Q: Wait a minute. That’s just getting help in the street. Is that all you’ve got?                                          A: Patzer’s research goes wider: he reckons we actually trust people who are good looking. Trust is a powerful acceptance of a person: it means we take what they say as truth, without evidence or the need for further investigation; it means we believe firmly in someone. Patzer concluded: “We trust more those people of higher physical attractiveness.”  He went on: “This is something anthropologically that has existed for as long as history exists.” Even justice is not blind to beauty. Studies have shown that juries find arguments more persuasive if they’re made by attractive lawyers.

Q: Presumably, this would mean that better looking people have an edge when it comes to getting a job.                                                                                                                                                                  A: There was some research published in 2009 on this subject. People with facial disfigurement, birthmarks or scars are more likely to receive poor ratings in job interviews than people who do not have any noticeable facial marks.
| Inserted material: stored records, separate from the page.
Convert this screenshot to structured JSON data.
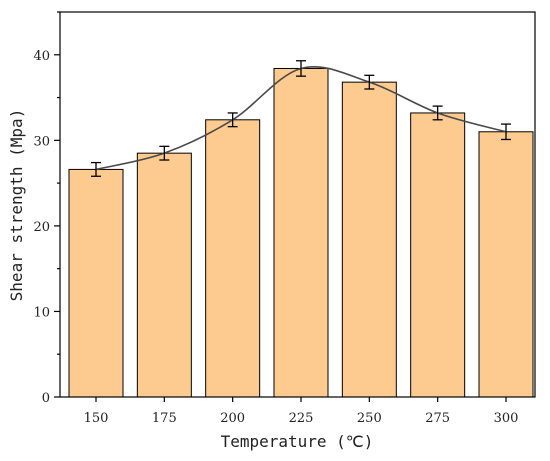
{
  "chart_data": {
    "type": "bar",
    "title": "",
    "xlabel": "Temperature (℃)",
    "ylabel": "Shear strength (Mpa)",
    "categories": [
      "150",
      "175",
      "200",
      "225",
      "250",
      "275",
      "300"
    ],
    "values": [
      26.6,
      28.5,
      32.4,
      38.4,
      36.8,
      33.2,
      31.0
    ],
    "errors": [
      0.8,
      0.8,
      0.8,
      0.9,
      0.8,
      0.8,
      0.9
    ],
    "ylim": [
      0,
      45
    ],
    "yticks": [
      "0",
      "10",
      "20",
      "30",
      "40"
    ],
    "trend_line": "smooth curve through bar tops",
    "grid": false,
    "colors": {
      "bar_fill": "#fdcb8f",
      "bar_edge": "#000000",
      "curve": "#4a4a4a",
      "error": "#000000"
    }
  }
}
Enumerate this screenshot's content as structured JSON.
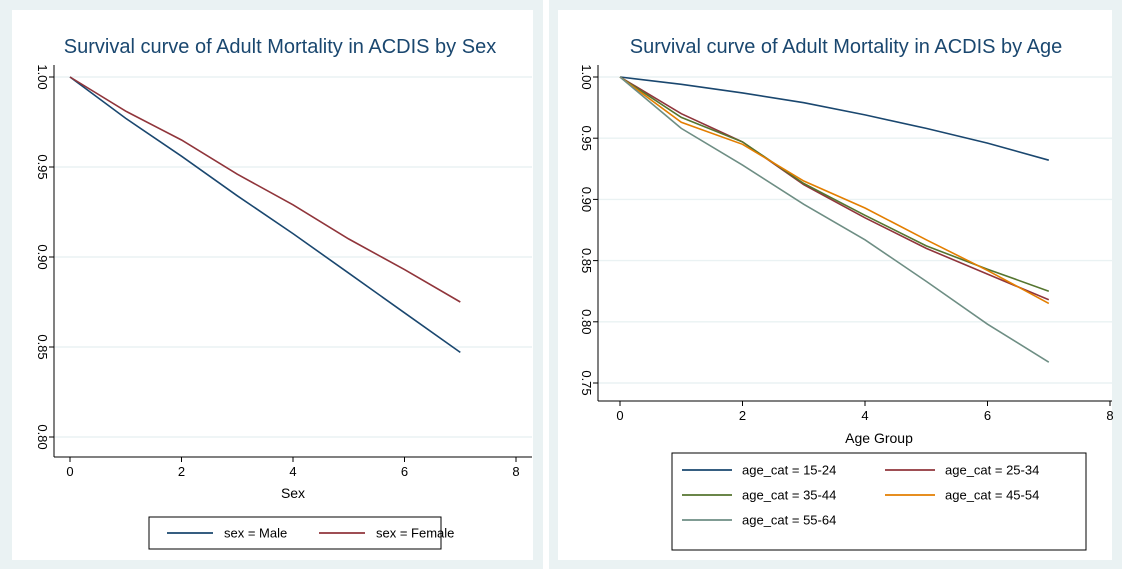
{
  "chart_data": [
    {
      "type": "line",
      "title": "Survival curve of Adult Mortality in ACDIS by Sex",
      "xlabel": "Sex",
      "ylabel": "",
      "xlim": [
        0,
        8
      ],
      "ylim": [
        0.8,
        1.0
      ],
      "xticks": [
        "0",
        "2",
        "4",
        "6",
        "8"
      ],
      "yticks": [
        "0.80",
        "0.85",
        "0.90",
        "0.95",
        "1.00"
      ],
      "grid": true,
      "legend_position": "bottom",
      "series": [
        {
          "name": "sex = Male",
          "color": "#1a476f",
          "x": [
            0,
            1,
            2,
            3,
            4,
            5,
            6,
            7
          ],
          "y": [
            1.0,
            0.977,
            0.956,
            0.934,
            0.913,
            0.891,
            0.869,
            0.847
          ]
        },
        {
          "name": "sex = Female",
          "color": "#90353b",
          "x": [
            0,
            1,
            2,
            3,
            4,
            5,
            6,
            7
          ],
          "y": [
            1.0,
            0.981,
            0.965,
            0.946,
            0.929,
            0.91,
            0.893,
            0.875
          ]
        }
      ]
    },
    {
      "type": "line",
      "title": "Survival curve of Adult Mortality in ACDIS by Age",
      "xlabel": "Age Group",
      "ylabel": "",
      "xlim": [
        0,
        8
      ],
      "ylim": [
        0.75,
        1.0
      ],
      "xticks": [
        "0",
        "2",
        "4",
        "6",
        "8"
      ],
      "yticks": [
        "0.75",
        "0.80",
        "0.85",
        "0.90",
        "0.95",
        "1.00"
      ],
      "grid": true,
      "legend_position": "bottom",
      "series": [
        {
          "name": "age_cat = 15-24",
          "color": "#1a476f",
          "x": [
            0,
            1,
            2,
            3,
            4,
            5,
            6,
            7
          ],
          "y": [
            1.0,
            0.994,
            0.987,
            0.979,
            0.969,
            0.958,
            0.946,
            0.932
          ]
        },
        {
          "name": "age_cat = 25-34",
          "color": "#90353b",
          "x": [
            0,
            1,
            2,
            3,
            4,
            5,
            6,
            7
          ],
          "y": [
            1.0,
            0.97,
            0.947,
            0.912,
            0.885,
            0.86,
            0.839,
            0.818
          ]
        },
        {
          "name": "age_cat = 35-44",
          "color": "#55752f",
          "x": [
            0,
            1,
            2,
            3,
            4,
            5,
            6,
            7
          ],
          "y": [
            1.0,
            0.967,
            0.947,
            0.913,
            0.887,
            0.862,
            0.843,
            0.825
          ]
        },
        {
          "name": "age_cat = 45-54",
          "color": "#e37e00",
          "x": [
            0,
            1,
            2,
            3,
            4,
            5,
            6,
            7
          ],
          "y": [
            1.0,
            0.963,
            0.945,
            0.915,
            0.893,
            0.867,
            0.842,
            0.815
          ]
        },
        {
          "name": "age_cat = 55-64",
          "color": "#6e8e84",
          "x": [
            0,
            1,
            2,
            3,
            4,
            5,
            6,
            7
          ],
          "y": [
            1.0,
            0.958,
            0.928,
            0.896,
            0.867,
            0.833,
            0.798,
            0.767
          ]
        }
      ]
    }
  ]
}
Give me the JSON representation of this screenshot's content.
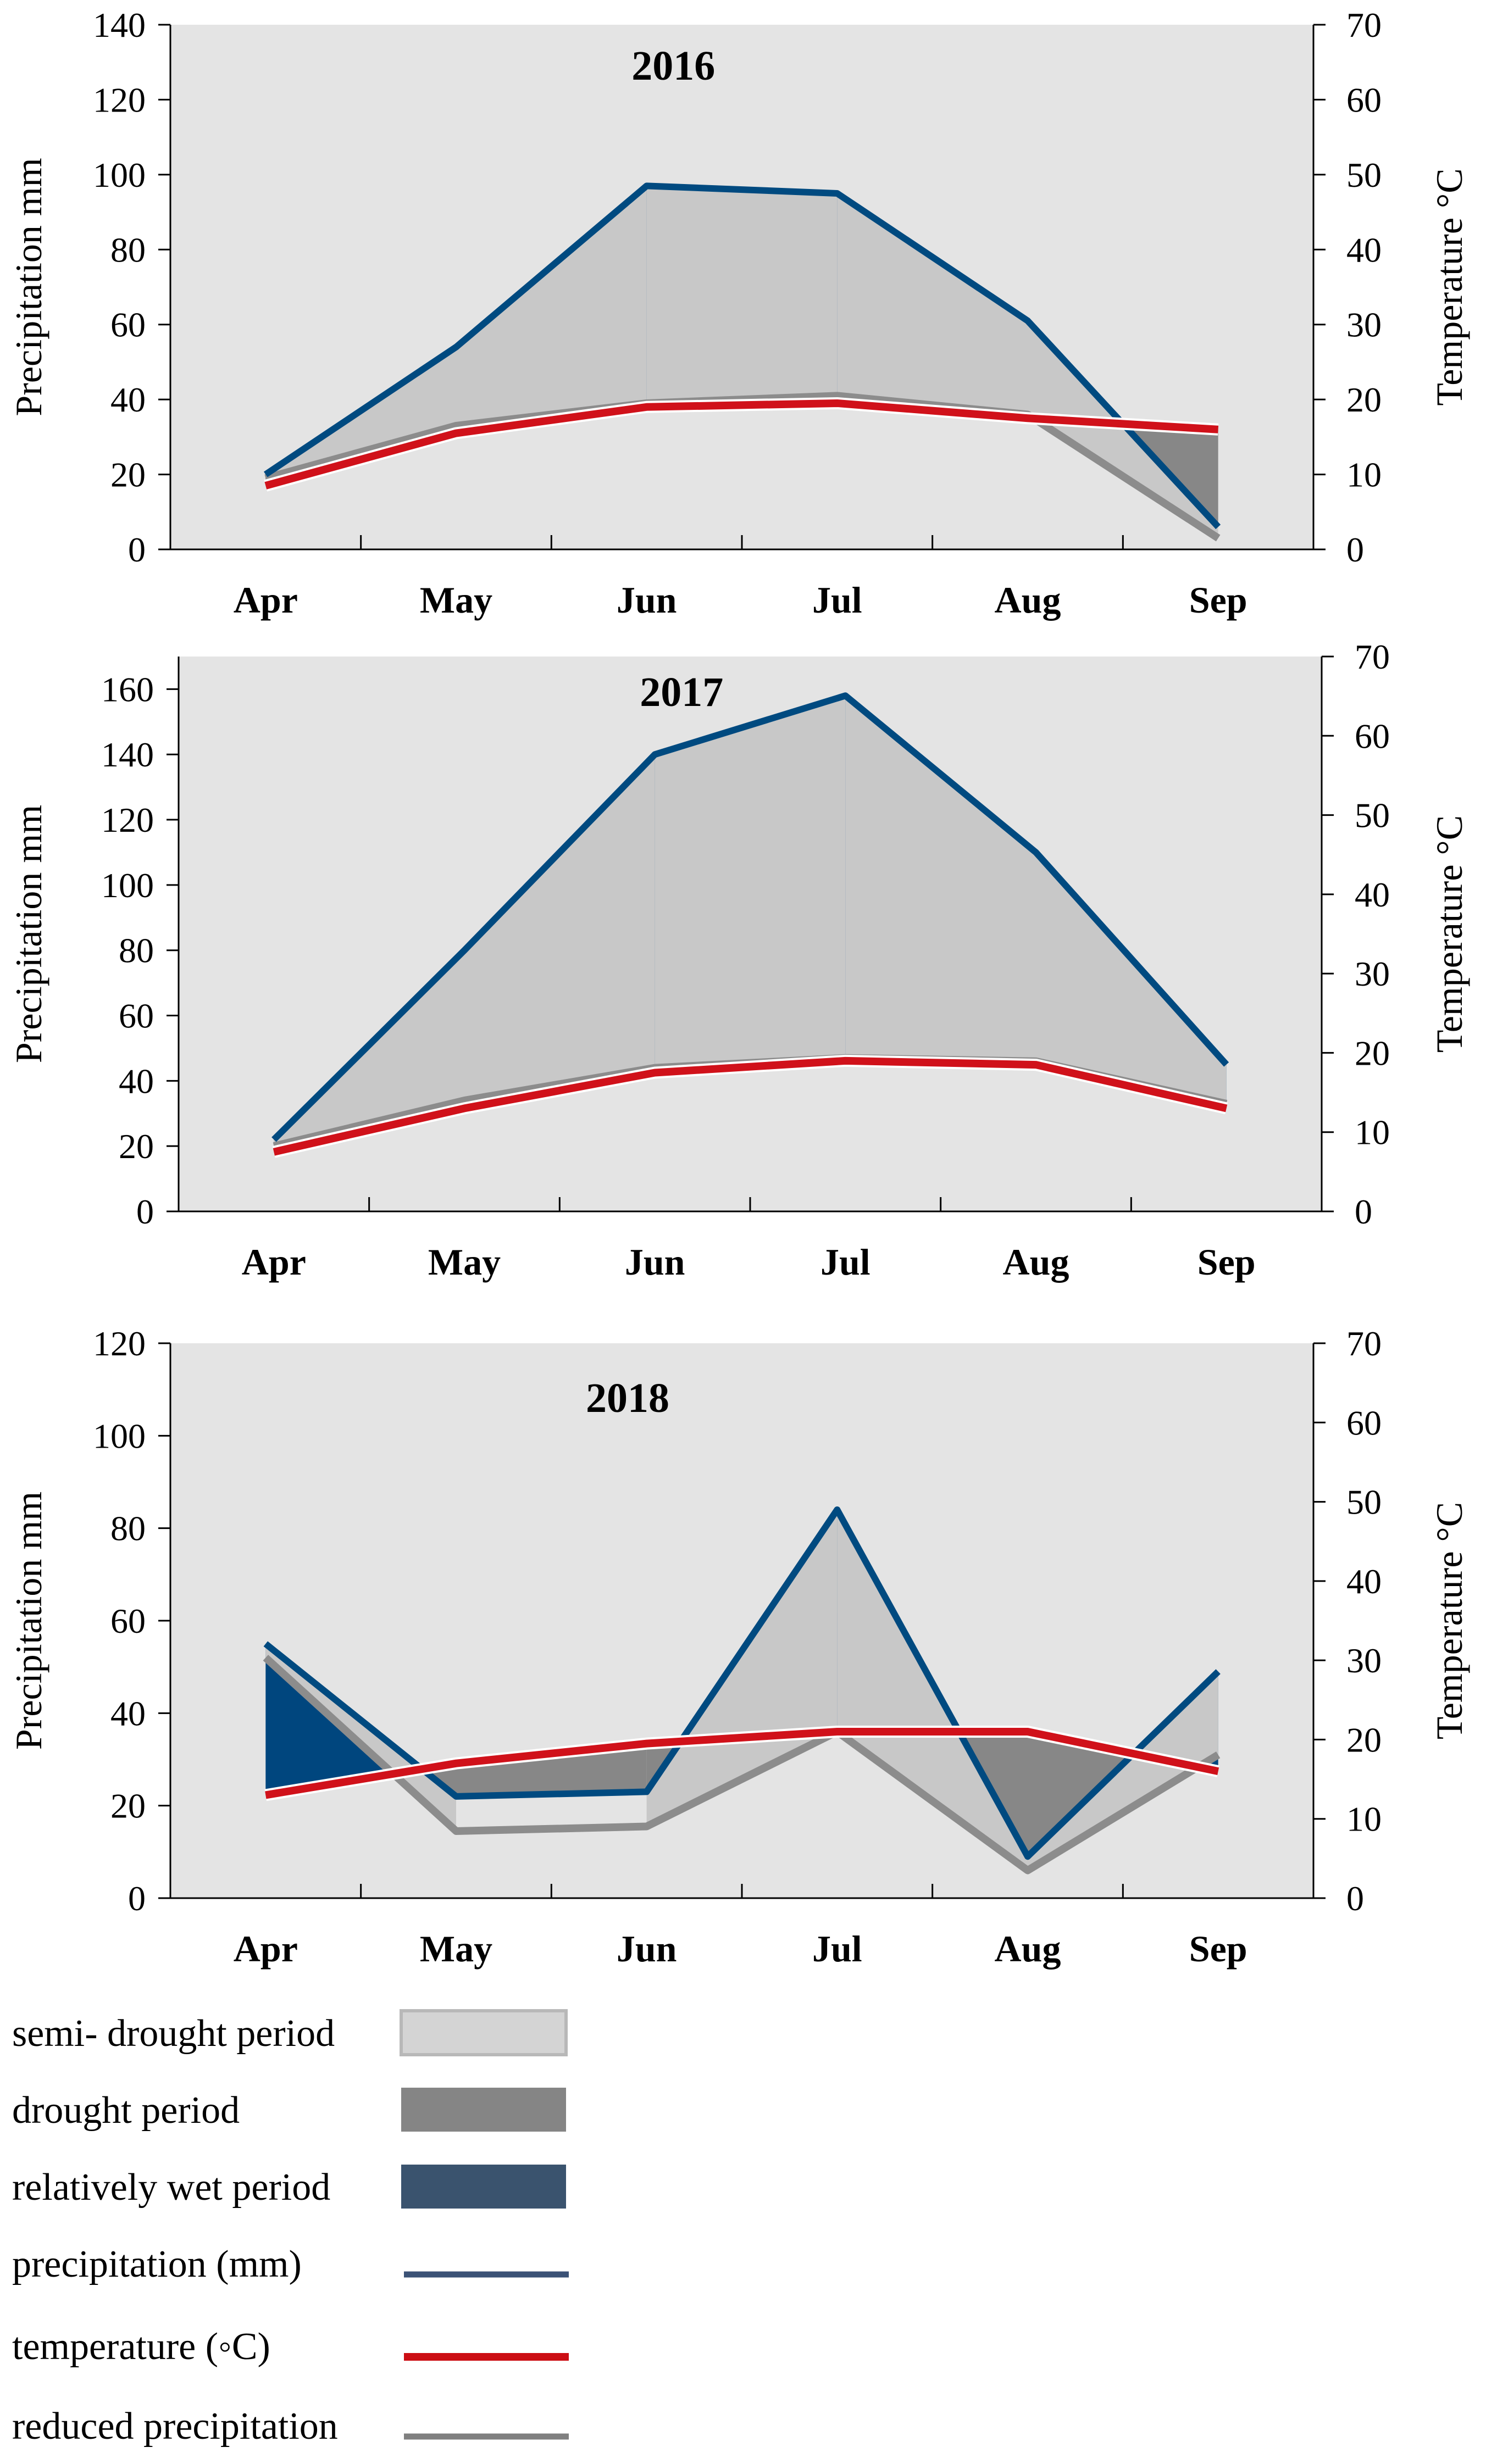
{
  "chart_data": [
    {
      "type": "line",
      "title": "2016",
      "categories": [
        "Apr",
        "May",
        "Jun",
        "Jul",
        "Aug",
        "Sep"
      ],
      "ylabel": "Precipitation mm",
      "y2label": "Temperature °C",
      "ylim": [
        0,
        140
      ],
      "y2lim": [
        0,
        70
      ],
      "yticks": [
        "0",
        "20",
        "40",
        "60",
        "80",
        "100",
        "120",
        "140"
      ],
      "y2ticks": [
        "0",
        "10",
        "20",
        "30",
        "40",
        "50",
        "60",
        "70"
      ],
      "series": [
        {
          "name": "precipitation (mm)",
          "axis": "left",
          "values": [
            20,
            54,
            97,
            95,
            61,
            6
          ]
        },
        {
          "name": "reduced precipitation",
          "axis": "left",
          "values": [
            19,
            33,
            39,
            41,
            36,
            3
          ]
        },
        {
          "name": "temperature (°C)",
          "axis": "right",
          "values": [
            8.5,
            15.5,
            19,
            19.5,
            17.5,
            16
          ]
        }
      ]
    },
    {
      "type": "line",
      "title": "2017",
      "categories": [
        "Apr",
        "May",
        "Jun",
        "Jul",
        "Aug",
        "Sep"
      ],
      "ylabel": "Precipitation mm",
      "y2label": "Temperature °C",
      "ylim": [
        0,
        170
      ],
      "y2lim": [
        0,
        70
      ],
      "yticks": [
        "0",
        "20",
        "40",
        "60",
        "80",
        "100",
        "120",
        "140",
        "160"
      ],
      "y2ticks": [
        "0",
        "10",
        "20",
        "30",
        "40",
        "50",
        "60",
        "70"
      ],
      "series": [
        {
          "name": "precipitation (mm)",
          "axis": "left",
          "values": [
            22,
            80,
            140,
            158,
            110,
            45
          ]
        },
        {
          "name": "reduced precipitation",
          "axis": "left",
          "values": [
            20,
            34,
            44,
            47,
            46,
            33
          ]
        },
        {
          "name": "temperature (°C)",
          "axis": "right",
          "values": [
            7.5,
            13,
            17.5,
            19,
            18.5,
            13
          ]
        }
      ]
    },
    {
      "type": "line",
      "title": "2018",
      "categories": [
        "Apr",
        "May",
        "Jun",
        "Jul",
        "Aug",
        "Sep"
      ],
      "ylabel": "Precipitation mm",
      "y2label": "Temperature °C",
      "ylim": [
        0,
        120
      ],
      "y2lim": [
        0,
        70
      ],
      "yticks": [
        "0",
        "20",
        "40",
        "60",
        "80",
        "100",
        "120"
      ],
      "y2ticks": [
        "0",
        "10",
        "20",
        "30",
        "40",
        "50",
        "60",
        "70"
      ],
      "series": [
        {
          "name": "precipitation (mm)",
          "axis": "left",
          "values": [
            55,
            22,
            23,
            84,
            9,
            49
          ]
        },
        {
          "name": "reduced precipitation",
          "axis": "left",
          "values": [
            52,
            14.5,
            15.5,
            36,
            6,
            31
          ]
        },
        {
          "name": "temperature (°C)",
          "axis": "right",
          "values": [
            13,
            17,
            19.5,
            21,
            21,
            16
          ]
        }
      ]
    }
  ],
  "legend": [
    {
      "label": "semi- drought period",
      "kind": "fill",
      "color": "#d4d4d4"
    },
    {
      "label": "drought period",
      "kind": "fill",
      "color": "#858585"
    },
    {
      "label": "relatively wet period",
      "kind": "fill",
      "color": "#3a536e"
    },
    {
      "label": "precipitation (mm)",
      "kind": "line",
      "color": "#3b5276"
    },
    {
      "label": "temperature (◦C)",
      "kind": "line",
      "color": "#cc0e14"
    },
    {
      "label": "reduced precipitation",
      "kind": "line",
      "color": "#808080"
    }
  ],
  "colors": {
    "plot_bg": "#e4e4e4",
    "wet": "#00467e",
    "semi_drought": "#c8c8c8",
    "drought": "#878787",
    "precip_line": "#004a80",
    "reduced_line": "#8c8c8c",
    "temp_line": "#d0111a"
  }
}
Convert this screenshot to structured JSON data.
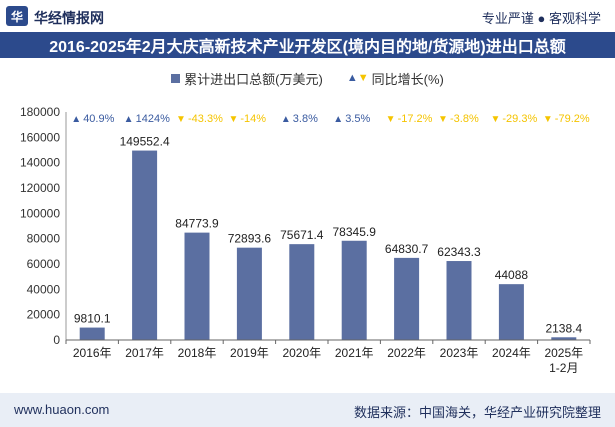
{
  "header": {
    "logo_glyph": "华",
    "brand": "华经情报网",
    "slogan": "专业严谨 ● 客观科学"
  },
  "title": "2016-2025年2月大庆高新技术产业开发区(境内目的地/货源地)进出口总额",
  "legend": {
    "bar_label": "累计进出口总额(万美元)",
    "growth_label": "同比增长(%)"
  },
  "footer": {
    "website": "www.huaon.com",
    "source": "数据来源：中国海关，华经产业研究院整理"
  },
  "colors": {
    "bar": "#5b6fa1",
    "up": "#3a5ba0",
    "down": "#f5c400",
    "title_bg": "#2c4a8c"
  },
  "chart_data": {
    "type": "bar",
    "title": "2016-2025年2月大庆高新技术产业开发区(境内目的地/货源地)进出口总额",
    "categories": [
      "2016年",
      "2017年",
      "2018年",
      "2019年",
      "2020年",
      "2021年",
      "2022年",
      "2023年",
      "2024年",
      "2025年\n1-2月"
    ],
    "series": [
      {
        "name": "累计进出口总额(万美元)",
        "values": [
          9810.1,
          149552.4,
          84773.9,
          72893.6,
          75671.4,
          78345.9,
          64830.7,
          62343.3,
          44088,
          2138.4
        ],
        "labels": [
          "9810.1",
          "149552.4",
          "84773.9",
          "72893.6",
          "75671.4",
          "78345.9",
          "64830.7",
          "62343.3",
          "44088",
          "2138.4"
        ]
      },
      {
        "name": "同比增长(%)",
        "values": [
          40.9,
          1424,
          -43.3,
          -14,
          3.8,
          3.5,
          -17.2,
          -3.8,
          -29.3,
          -79.2
        ],
        "labels": [
          "40.9%",
          "1424%",
          "-43.3%",
          "-14%",
          "3.8%",
          "3.5%",
          "-17.2%",
          "-3.8%",
          "-29.3%",
          "-79.2%"
        ]
      }
    ],
    "yticks": [
      "0",
      "20000",
      "40000",
      "60000",
      "80000",
      "100000",
      "120000",
      "140000",
      "160000",
      "180000"
    ],
    "ylim": [
      0,
      180000
    ],
    "xlabel": "",
    "ylabel": ""
  }
}
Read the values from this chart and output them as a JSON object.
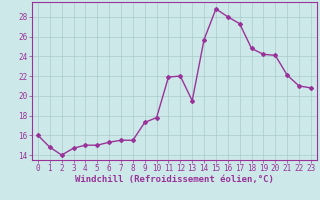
{
  "x": [
    0,
    1,
    2,
    3,
    4,
    5,
    6,
    7,
    8,
    9,
    10,
    11,
    12,
    13,
    14,
    15,
    16,
    17,
    18,
    19,
    20,
    21,
    22,
    23
  ],
  "y": [
    16.0,
    14.8,
    14.0,
    14.7,
    15.0,
    15.0,
    15.3,
    15.5,
    15.5,
    17.3,
    17.8,
    21.9,
    22.0,
    19.5,
    25.7,
    28.8,
    28.0,
    27.3,
    24.8,
    24.2,
    24.1,
    22.1,
    21.0,
    20.8
  ],
  "line_color": "#993399",
  "marker": "D",
  "marker_size": 2,
  "bg_color": "#cce8e8",
  "grid_color": "#aacccc",
  "xlabel": "Windchill (Refroidissement éolien,°C)",
  "xlim": [
    -0.5,
    23.5
  ],
  "ylim": [
    13.5,
    29.5
  ],
  "yticks": [
    14,
    16,
    18,
    20,
    22,
    24,
    26,
    28
  ],
  "xticks": [
    0,
    1,
    2,
    3,
    4,
    5,
    6,
    7,
    8,
    9,
    10,
    11,
    12,
    13,
    14,
    15,
    16,
    17,
    18,
    19,
    20,
    21,
    22,
    23
  ],
  "tick_label_size": 5.5,
  "xlabel_size": 6.5,
  "axis_color": "#993399",
  "line_width": 1.0
}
Professor Mikki Hebl who conducted the study explained: “Our research shows if you recall less information about competent candidates because you are distracted by characteristics on their face, it decreases your overall evaluations of them.” So flawless skin and an absence of prominent features will put you in good shape for a job.

Q: This is all very depressing. It suggests we have become a superficial society. Surely, an important political election is different.                                                                                                                         A: I wrote a blog a few of weeks back in which I referred to the impact of  John F. Kennedy, an impressively handsome man, who was the first politician to use television to his advantage. Now, this didn’t mean that every successful politician since JFK had to look like George Clooney or Angelina Jolie (below), both of whom are politically engaged, by the way. But it does mean that candidates who have faces that are liable to distract voters with particular characteristics, are at a disadvantage. Researchers at Princeton University found that voters never admit they are influenced by faces, but produced evidence to show that, in fact they were. The lesson here is that we don’t even realize how we are influenced by looks.

Angelina Jolie

Q: I’d like to think that, as we approach the Election, voters will use intelligence, analysis and an understanding of policy implications when they weigh up their options. In the cold light of day, they will, won’t they?
A: These are all factors, but, at a more basic level, perhaps at a level below our consciousness, we will be influenced by how the politicians look. We live in a culture that places a high priority on the way people look.   What counts as good looks and ugliness are culturally specific, of course; beauty, as they say, is in the eye of the beholder. In this place and in this time, whether we like it or not, we have a conception of good looks and, in all probability, we want our elected politicians to look good. All politicians are aware of this, which is why they pay attention to their dress, their hair and to how they will appear on the tv screen. They all know that their looks play a part in their ultimate success or failure. Let me return to your original question: looks will play a part in the Election.